The New York Stock Exchange on May 3, 2022. Brunello Rosa, the CEO and head of research at Rosa & Roubini, believes there is much more monetary tightening to come from central banks, and more bad news on economic activity.
Brendan Mcdermid | Reuters
Stock markets are set for more heavy selling this summer as central banks around the world ramp up interest rates to try to combat spiraling inflation, according to one economist.
Brunello Rosa, who is the CEO and head of research at Rosa & Roubini, a consultancy he co-founded alongside well-known market bear Nouriel Roubini, believes there is much more monetary tightening to come from central banks, and more bad news on economic activity.
“Now it’s time for a reappreciation of the economic fundamentals around the world in terms of growth,” he told CNBC’s “Street Signs Europe” Friday.
“It’s hard for markets to be totally optimistic when inflation is going up, growth is going down and interest rates are rising fast across the globe.”
The Dow Jones Industrial Average plunged more than 1,000 points on Thursday and the Nasdaq Composite fell nearly 5%, erasing a rally on Wednesday. Initial relief over the US Federal Reserve’s ruling out of more aggressive hikes seemingly gave way to fears that a sharp hiking cycle in order to rein in red-hot inflation could harm economic growth.

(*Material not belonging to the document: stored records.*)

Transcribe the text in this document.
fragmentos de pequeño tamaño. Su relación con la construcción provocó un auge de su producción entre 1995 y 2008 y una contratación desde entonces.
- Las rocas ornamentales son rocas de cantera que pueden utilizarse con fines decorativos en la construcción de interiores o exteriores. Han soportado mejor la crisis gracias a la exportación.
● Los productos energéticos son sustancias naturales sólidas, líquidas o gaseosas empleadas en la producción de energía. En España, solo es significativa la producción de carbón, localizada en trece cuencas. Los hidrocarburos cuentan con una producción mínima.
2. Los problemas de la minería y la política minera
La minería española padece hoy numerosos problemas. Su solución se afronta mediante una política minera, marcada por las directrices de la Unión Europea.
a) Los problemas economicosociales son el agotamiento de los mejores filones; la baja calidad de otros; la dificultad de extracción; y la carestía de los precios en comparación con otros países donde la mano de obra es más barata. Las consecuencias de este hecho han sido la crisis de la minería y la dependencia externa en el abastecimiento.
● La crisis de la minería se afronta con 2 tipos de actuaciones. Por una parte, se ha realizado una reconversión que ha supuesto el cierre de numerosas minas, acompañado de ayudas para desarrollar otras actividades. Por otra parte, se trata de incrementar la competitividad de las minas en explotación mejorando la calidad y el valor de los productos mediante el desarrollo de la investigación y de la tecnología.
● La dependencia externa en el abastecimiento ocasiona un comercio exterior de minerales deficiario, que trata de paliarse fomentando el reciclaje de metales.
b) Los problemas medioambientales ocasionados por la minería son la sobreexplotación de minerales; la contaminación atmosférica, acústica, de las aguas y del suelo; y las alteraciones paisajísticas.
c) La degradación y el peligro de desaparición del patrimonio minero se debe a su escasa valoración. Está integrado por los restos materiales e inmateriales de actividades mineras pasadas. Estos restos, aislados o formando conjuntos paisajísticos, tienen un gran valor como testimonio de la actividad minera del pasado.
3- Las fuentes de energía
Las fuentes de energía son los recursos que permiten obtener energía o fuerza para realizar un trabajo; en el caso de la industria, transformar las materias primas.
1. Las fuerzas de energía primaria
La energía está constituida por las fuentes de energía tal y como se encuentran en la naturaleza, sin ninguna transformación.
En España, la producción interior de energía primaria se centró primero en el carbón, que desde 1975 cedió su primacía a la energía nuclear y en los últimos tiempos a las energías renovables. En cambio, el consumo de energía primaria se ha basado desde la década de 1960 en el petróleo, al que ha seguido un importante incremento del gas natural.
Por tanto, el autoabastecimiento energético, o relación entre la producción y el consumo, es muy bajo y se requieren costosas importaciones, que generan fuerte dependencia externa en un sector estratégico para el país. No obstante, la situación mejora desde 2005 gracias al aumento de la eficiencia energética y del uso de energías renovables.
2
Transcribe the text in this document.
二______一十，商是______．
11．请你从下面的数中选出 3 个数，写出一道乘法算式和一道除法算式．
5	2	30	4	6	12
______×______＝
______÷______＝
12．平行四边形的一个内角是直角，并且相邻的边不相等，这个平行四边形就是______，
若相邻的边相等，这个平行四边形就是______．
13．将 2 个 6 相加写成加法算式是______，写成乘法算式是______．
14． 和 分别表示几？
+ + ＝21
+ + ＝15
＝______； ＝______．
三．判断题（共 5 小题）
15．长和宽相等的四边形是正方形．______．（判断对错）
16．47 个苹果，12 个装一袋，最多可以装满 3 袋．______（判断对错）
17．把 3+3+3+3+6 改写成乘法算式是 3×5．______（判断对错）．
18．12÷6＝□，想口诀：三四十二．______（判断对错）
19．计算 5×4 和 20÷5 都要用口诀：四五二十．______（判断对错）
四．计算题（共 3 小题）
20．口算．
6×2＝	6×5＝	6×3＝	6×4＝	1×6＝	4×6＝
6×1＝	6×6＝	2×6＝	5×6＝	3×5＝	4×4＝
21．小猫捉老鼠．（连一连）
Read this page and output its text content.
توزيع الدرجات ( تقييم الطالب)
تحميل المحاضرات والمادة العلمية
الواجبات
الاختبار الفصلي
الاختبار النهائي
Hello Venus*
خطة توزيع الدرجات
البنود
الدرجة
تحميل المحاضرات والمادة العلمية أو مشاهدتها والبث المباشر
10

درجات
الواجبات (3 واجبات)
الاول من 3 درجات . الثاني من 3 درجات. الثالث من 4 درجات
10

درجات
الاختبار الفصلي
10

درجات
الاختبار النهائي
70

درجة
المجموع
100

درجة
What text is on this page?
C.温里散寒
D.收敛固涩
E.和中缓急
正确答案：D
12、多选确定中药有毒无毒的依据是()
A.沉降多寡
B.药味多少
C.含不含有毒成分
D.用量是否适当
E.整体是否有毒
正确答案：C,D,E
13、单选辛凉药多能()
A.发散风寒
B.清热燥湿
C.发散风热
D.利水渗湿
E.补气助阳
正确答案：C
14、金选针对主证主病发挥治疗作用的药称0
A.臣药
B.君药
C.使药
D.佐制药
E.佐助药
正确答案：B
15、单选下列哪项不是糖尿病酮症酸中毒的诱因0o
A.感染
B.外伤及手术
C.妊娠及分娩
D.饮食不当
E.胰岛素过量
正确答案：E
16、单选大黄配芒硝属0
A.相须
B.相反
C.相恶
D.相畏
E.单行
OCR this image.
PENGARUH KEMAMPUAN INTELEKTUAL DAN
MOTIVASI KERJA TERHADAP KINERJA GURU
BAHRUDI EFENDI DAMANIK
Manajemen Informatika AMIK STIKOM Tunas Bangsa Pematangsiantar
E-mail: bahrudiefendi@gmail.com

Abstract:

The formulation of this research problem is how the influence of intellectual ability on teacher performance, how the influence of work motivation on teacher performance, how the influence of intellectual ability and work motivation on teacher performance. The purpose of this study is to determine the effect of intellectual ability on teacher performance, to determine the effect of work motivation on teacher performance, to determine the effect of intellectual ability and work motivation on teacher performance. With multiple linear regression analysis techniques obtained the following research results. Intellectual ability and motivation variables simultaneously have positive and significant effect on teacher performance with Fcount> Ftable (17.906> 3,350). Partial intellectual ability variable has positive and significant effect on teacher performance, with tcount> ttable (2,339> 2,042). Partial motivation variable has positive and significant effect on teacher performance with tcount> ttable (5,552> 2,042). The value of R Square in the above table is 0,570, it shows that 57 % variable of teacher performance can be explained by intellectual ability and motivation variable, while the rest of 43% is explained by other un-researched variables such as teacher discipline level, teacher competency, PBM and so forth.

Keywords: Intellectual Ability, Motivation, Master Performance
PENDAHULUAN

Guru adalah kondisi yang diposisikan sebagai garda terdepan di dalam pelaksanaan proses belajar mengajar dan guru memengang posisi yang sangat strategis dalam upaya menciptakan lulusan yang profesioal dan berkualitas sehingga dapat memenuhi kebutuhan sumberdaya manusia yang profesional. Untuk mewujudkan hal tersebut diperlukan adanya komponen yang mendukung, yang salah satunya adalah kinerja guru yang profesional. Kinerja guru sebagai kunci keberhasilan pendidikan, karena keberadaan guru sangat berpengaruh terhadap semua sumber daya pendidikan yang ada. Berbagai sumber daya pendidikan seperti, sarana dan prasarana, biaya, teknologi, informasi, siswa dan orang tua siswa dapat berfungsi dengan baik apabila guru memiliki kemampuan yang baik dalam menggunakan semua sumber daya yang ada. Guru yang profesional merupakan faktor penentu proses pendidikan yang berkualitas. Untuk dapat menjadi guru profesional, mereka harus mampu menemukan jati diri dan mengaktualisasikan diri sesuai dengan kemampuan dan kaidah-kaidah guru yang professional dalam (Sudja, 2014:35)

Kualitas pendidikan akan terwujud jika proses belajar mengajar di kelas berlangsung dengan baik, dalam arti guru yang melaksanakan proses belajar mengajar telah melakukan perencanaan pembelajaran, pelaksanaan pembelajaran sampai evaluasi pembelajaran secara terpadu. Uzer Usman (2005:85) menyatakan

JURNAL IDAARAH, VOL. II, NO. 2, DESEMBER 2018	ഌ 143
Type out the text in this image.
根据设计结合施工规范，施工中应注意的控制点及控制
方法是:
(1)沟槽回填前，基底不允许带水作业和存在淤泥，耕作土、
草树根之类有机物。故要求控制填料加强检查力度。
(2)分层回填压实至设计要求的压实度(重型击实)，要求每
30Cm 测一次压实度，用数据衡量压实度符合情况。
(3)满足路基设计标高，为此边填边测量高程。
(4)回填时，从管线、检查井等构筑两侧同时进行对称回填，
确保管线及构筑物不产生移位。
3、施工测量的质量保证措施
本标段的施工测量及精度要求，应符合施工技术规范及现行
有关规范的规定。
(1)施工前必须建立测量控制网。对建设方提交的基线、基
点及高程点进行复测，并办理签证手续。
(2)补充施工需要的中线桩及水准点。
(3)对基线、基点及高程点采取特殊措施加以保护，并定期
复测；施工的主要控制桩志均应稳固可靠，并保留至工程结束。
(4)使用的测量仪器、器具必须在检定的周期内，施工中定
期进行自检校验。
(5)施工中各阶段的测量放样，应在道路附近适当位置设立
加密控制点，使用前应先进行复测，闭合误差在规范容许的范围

Rosa said investors initially welcomed the news that a 75-basis-point hike is off the table, but he warned that this means there would be several 50-basis-point hikes over the next few months. He also said that the Bank of England is the only central bank currently being realistic, after policymakers in London on Thursday warned of the recession risks that the UK economy is facing.
“It’s clear that all of them [central banks] are talking tough at this stage. But the reality is that lots of tightening will eventually lead to economic contraction,” he said.
“In the euro zone and in the US they are nowhere near realizing that actually there will be some form of contraction of economic activity,” he added later.
Rosa said he expects the war in Ukraine to last much longer than many market participants are anticipating, adding to other headwinds such as supply chains issues, soaring inflation, and rising interest rates.
— CNBC’s Elliot Smith contributed to this article.